Milan, 22 April 2020 – The Annual General Meeting of Piaggio & C. S.p.A., chaired by Roberto Colaninno, was held today in Mantua, attended by 69.9% of the share capital, exclusively through proxies conferred on Spafid S.p.A., the designated representative pursuant to art. 135-undecies of Lgs.Decree no. 58/1998 (“TUF” – Consolidated Finance Act) and in compliance with art. 106 of decree law 18.2020.
The shareholders examined and approved the 2019 financial statements of the Piaggio Group.

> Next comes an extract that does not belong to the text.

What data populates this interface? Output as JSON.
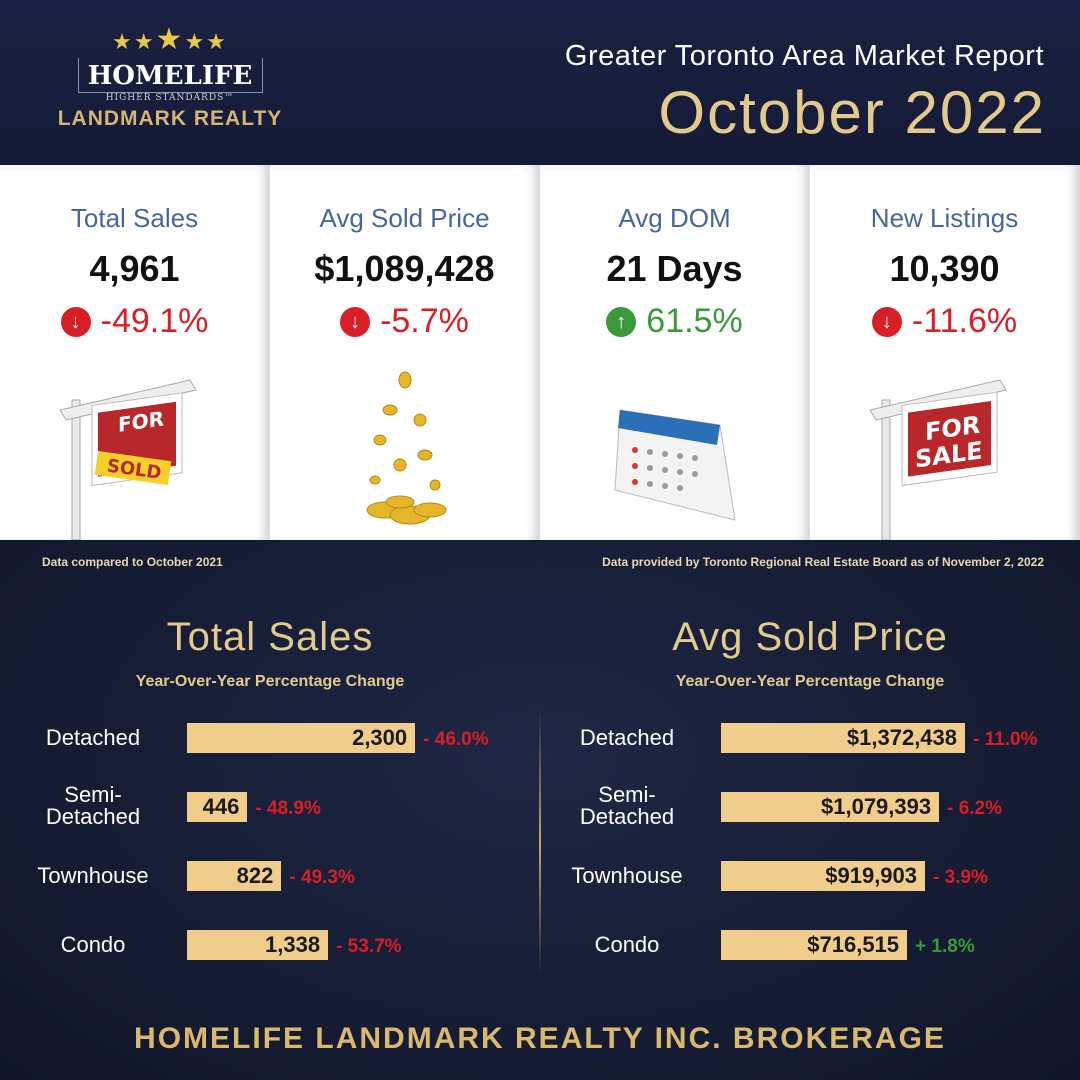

In financial year 2019, Piaggio Group consolidated net sales totalled 1,521.3 million euro (+9.5%); consolidated Ebitda was 227.8 million euro (+12.9%), with an Ebitda margin of 15%, the best result since 2006, when the Group was admitted for trading; Ebit was 104.5 million euro (+12.7%), with an Ebit margin of 6.9%; net profit rose by 29.6% to 46.7 million euro.
Piaggio Group adjusted net financial debt(1) at 31 December 2019 was 389.7 million euro, an improvement of 39.5 million euro from debt of 429.2 million euro at 31 December 2018.
During 2019, the Piaggio Group sold 611,300 vehicles worldwide, an increase of 1.3%.
The parent company, Piaggio & C. S.p.A., posted a net profit of 46.2 million euro for 2019.
The AGM approved payment of a final dividend of 5.5 eurocents, gross of taxes, to each entitled ordinary share (in addition to the interim dividend of 5.5 eurocents paid on 25.9.2019, ex-dividend date 23.9.2019), for a total dividend for 2019 of 11 eurocents, amounting overall to 39,299,405.86 euro.
The ex-dividend date (coupon 14) is 27 April 2020; the record date is 28 April 2020 and the payment date is 29 April 2020.
The Piaggio & C. S.p.A. AGM also approved the remuneration policy and the Remuneration Report.
The Piaggio & C. S.p.A. AGM renewed the authorisation for the purchase and disposal of the company’s own shares. The purpose is to provide the company with a useful strategic investment opportunity for the purposes allowed under law, including the purposes contemplated in art. 5 of EU Regulation 596/2014 (Market Abuse Regulation, hereinafter “MAR”) and in compliance with the practices allowed under art. 13 MAR and the related measures adopted by the national authority, and also for purchases of own shares for subsequent cancellation.
The purchase authorisation will be valid for 18 months as from the date of the shareholders’ meeting; the authorisation for disposal has no time limit.
Given that with the approval of the separate financial statements as at and for the year ended 31 December 2020 the engagement for the statutory audit of the accounts for the financial years 2012-2020 will come to an end, the Piaggio & C. S.p.A. AGM carried a resolution to assign the statutory audit engagement for the financial years 2021-2029 to the Deloitte & Touche S.p.A. auditing firm.